Mrs Bailey’s Slow-Roasted Pork
You can do this all day, and it only gets better…

One of the charms of Mrs Bailey’s approach to the kitchen is how ready she is to adopt new ideas and other ways, however foreign they may be to her own tradition.
On the other hand, she won’t yield an inch in defence of that tradition, where she feels that her way is the better way. For example, she takes note of the American fondness for roasting pork until it literally falls off the bone, and then pulling the meat to shreds and moistening those with a sauce; she has served it this way on occasion, memorably when the US Ambassador was the school’s guest for Speech Day (much to everyone’s chagrin, that being the one year of young Elspeth’s tenure that she didn’t win a prize, so no one got to cheer her on her way to receive it from her father). However, Mrs B does still feel that the English custom of serving pork in slices is much to be preferred.
Nevertheless, she has learned from our American cousins, in that these days she favours roasting the pork all day in a very low oven, so that when she comes to carve, it is only just holding together beneath her exceedingly sharp knife.

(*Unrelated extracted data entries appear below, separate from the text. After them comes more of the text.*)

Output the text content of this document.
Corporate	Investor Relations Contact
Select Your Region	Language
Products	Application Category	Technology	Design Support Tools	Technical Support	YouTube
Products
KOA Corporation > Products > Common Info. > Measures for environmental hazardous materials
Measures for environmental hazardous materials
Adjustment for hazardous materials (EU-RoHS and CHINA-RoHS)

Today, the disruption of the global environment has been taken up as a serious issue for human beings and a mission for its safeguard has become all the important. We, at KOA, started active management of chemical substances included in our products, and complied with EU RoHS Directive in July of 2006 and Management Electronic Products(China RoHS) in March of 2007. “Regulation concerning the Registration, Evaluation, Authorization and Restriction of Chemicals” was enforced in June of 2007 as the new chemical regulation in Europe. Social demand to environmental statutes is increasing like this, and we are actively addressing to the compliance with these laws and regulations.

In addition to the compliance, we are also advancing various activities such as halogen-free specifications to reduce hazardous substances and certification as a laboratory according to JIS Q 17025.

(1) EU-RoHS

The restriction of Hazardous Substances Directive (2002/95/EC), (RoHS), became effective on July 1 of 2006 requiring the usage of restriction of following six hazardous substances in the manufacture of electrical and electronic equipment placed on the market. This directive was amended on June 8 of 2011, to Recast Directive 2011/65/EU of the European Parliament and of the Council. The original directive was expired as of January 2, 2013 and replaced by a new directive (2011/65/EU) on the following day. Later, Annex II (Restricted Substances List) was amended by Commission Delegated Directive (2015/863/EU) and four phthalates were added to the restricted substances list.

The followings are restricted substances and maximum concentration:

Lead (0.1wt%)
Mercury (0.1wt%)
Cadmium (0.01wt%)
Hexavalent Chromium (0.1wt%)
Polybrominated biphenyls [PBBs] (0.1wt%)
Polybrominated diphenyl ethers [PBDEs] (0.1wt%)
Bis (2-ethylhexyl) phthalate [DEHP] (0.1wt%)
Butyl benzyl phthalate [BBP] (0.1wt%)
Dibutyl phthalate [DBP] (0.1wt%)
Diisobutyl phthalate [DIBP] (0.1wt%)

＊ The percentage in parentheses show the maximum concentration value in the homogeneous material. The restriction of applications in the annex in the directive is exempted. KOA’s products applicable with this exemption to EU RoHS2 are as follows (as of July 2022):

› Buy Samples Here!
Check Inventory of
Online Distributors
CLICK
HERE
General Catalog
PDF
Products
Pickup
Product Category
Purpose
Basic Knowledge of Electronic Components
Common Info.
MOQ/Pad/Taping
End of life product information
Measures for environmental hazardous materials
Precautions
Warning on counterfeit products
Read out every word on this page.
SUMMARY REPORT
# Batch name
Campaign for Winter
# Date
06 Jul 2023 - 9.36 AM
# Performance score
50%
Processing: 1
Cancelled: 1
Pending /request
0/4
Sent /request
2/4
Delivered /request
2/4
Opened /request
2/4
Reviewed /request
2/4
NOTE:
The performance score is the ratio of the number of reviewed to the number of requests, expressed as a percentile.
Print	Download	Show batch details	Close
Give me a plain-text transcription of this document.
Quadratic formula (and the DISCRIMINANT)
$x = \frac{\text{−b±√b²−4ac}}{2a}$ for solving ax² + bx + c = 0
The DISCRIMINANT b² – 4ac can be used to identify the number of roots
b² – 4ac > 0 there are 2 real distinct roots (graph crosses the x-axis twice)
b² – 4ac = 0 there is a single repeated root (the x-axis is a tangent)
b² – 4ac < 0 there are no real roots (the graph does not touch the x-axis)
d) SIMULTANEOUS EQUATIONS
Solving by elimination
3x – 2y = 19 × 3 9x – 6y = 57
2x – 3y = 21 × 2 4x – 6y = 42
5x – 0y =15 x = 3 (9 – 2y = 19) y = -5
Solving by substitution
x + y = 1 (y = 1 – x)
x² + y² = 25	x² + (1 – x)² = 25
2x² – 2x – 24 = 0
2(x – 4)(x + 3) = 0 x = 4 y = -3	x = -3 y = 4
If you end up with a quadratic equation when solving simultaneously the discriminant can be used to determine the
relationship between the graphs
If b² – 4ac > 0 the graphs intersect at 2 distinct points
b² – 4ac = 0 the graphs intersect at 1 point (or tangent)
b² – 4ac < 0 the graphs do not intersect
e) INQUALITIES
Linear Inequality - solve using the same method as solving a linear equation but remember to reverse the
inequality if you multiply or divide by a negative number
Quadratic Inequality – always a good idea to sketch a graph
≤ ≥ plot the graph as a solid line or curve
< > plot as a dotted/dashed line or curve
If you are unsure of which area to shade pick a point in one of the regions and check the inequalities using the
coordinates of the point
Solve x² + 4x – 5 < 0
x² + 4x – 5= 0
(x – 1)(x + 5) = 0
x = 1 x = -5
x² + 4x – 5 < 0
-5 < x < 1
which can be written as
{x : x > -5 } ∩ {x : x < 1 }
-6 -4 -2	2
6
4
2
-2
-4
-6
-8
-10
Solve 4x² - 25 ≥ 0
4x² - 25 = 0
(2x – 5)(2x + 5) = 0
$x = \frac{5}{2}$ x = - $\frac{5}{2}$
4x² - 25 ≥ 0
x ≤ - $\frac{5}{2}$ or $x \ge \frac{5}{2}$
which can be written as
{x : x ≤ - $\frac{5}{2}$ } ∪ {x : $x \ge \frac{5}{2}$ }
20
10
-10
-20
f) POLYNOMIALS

Sometimes she serves it with roast potatoes and vegetables, as she was raised to do. Again, though, she’s not shy to take a leaf from the American book and let the girls fill their own buns with meat and whatever else they choose from a wide array of relishes. Though, harking back to those English roots again, there will always be a bowl of her own apple sage sauce among those relishes, alongside the pickles and the chutneys and the mustards and so forth.
Ten-pound pork shoulder, rind removed, on the bone for preference
150g kosher salt
100g sugar
Yesterday, you should rub the pork all over with the salt-and-sugar mix, and leave it in the fridge or a cool place overnight.
Come the morning, rinse the pork and set it in a roasting dish, with a pint of water.
Heat the oven to 300F, insert the pork, and leave it alone.
Every hour, disturb it by basting with the fat/liquor in the dish.
After about eight hours, it should be done. Let it rest for an hour longer, then slice and serve with Mrs Bailey’s sesame-seed buns, and whatever else you like by way of accompaniments.